In the autumn of that year he found work brushing and haltering horses for the Russian soldiers in Lwów. She rolled a cart in town, going from door to door to collect potato skins for the cows. They lived like peasants, worse than peasants, but they saved every zloty and soon they had enough money to travel to Crakow, where Elu came in touch with a cousin who dealt gold on the black market. Poor? Yes they were poor, they had nothing, but did he ask her to pawn the bracelet from Vlasek’s? Not once, though it would have helped very much. He was her servant. He had tilled her father’s soil, had felled trees at the old estate, and though she begged him to sell the bracelet, he would not think of it. It took most of a year to save enough to pay their passage across the sea.

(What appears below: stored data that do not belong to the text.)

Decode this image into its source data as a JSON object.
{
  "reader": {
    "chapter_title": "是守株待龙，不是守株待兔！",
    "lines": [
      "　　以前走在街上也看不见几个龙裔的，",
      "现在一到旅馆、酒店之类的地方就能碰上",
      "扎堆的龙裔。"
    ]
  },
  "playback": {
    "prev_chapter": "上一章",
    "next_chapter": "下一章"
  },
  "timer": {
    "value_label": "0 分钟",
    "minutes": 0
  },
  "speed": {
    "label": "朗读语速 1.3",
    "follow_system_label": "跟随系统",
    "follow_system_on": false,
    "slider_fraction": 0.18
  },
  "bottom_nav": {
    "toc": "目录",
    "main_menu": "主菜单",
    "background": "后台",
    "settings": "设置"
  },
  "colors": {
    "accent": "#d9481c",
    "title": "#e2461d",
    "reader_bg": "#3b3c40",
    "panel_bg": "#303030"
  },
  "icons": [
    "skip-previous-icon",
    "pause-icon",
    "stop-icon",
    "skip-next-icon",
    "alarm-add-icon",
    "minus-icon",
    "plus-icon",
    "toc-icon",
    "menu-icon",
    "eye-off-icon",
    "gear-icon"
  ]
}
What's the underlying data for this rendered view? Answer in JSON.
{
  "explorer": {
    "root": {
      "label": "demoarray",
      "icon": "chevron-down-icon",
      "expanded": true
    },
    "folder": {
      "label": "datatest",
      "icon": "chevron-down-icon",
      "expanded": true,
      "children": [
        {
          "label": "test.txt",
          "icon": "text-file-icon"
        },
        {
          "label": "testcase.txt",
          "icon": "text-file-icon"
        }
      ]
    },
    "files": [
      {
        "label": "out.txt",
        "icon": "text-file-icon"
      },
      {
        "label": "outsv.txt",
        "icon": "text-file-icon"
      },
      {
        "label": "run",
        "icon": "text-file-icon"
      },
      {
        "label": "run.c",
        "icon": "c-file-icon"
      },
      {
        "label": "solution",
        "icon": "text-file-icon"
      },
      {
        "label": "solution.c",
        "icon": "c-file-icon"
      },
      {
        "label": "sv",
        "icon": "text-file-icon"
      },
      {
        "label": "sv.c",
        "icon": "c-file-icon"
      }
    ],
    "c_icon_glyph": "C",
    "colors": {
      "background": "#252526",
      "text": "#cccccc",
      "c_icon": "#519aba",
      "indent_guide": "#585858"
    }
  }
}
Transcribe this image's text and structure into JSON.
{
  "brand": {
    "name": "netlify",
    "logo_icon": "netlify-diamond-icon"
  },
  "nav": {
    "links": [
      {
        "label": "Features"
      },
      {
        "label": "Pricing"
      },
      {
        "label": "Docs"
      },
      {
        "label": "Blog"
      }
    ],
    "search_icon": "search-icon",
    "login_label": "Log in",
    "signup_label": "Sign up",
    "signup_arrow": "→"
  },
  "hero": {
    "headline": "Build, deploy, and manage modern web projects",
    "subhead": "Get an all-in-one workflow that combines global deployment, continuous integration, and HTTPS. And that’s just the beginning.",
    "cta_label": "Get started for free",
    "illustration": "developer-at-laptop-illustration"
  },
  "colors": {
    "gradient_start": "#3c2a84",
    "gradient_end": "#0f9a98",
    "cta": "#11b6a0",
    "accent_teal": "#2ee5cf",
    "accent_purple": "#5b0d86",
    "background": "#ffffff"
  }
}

Joy does not keep you alive, nor do you die purely from sorrow. You are created in the moment, made to worship the moment, and so you work and raise this boy conceived in the Holobotow forest, this miracle who will grow in time to be a doctor, you raise him and you feed his mouth in a cold basement of Edward Charles in Montreal. You walk on aching feet to St. Laurent to push your carriage, to buy cheap fish and meat, and it is a great distance every day. You work and save and you bargain and fight to gain purchase on life, and your fortune does not come quickly, but only at the end of a very long walk. The miracles persist, and if they lose their sheen it does not mean they are not miracles all the same.
Her body is not like wax, but of finer stuff. Of porcelain. The paramedics hoist her up onto the gurney and something magical happens: her hand unfolds, and thousands of tiny diamonds waterfall through her fingers, pour into the creases of the bedsheets, shower to the floor like shattered crystal.
His heart convulses as he watches the glittering stones spread and dance over the tiles. Sparkling memories. He remembers. Certainly, he remembers. The women of summertime, in their white feathered crowns. And the windows of Warsaw, all turned to gold.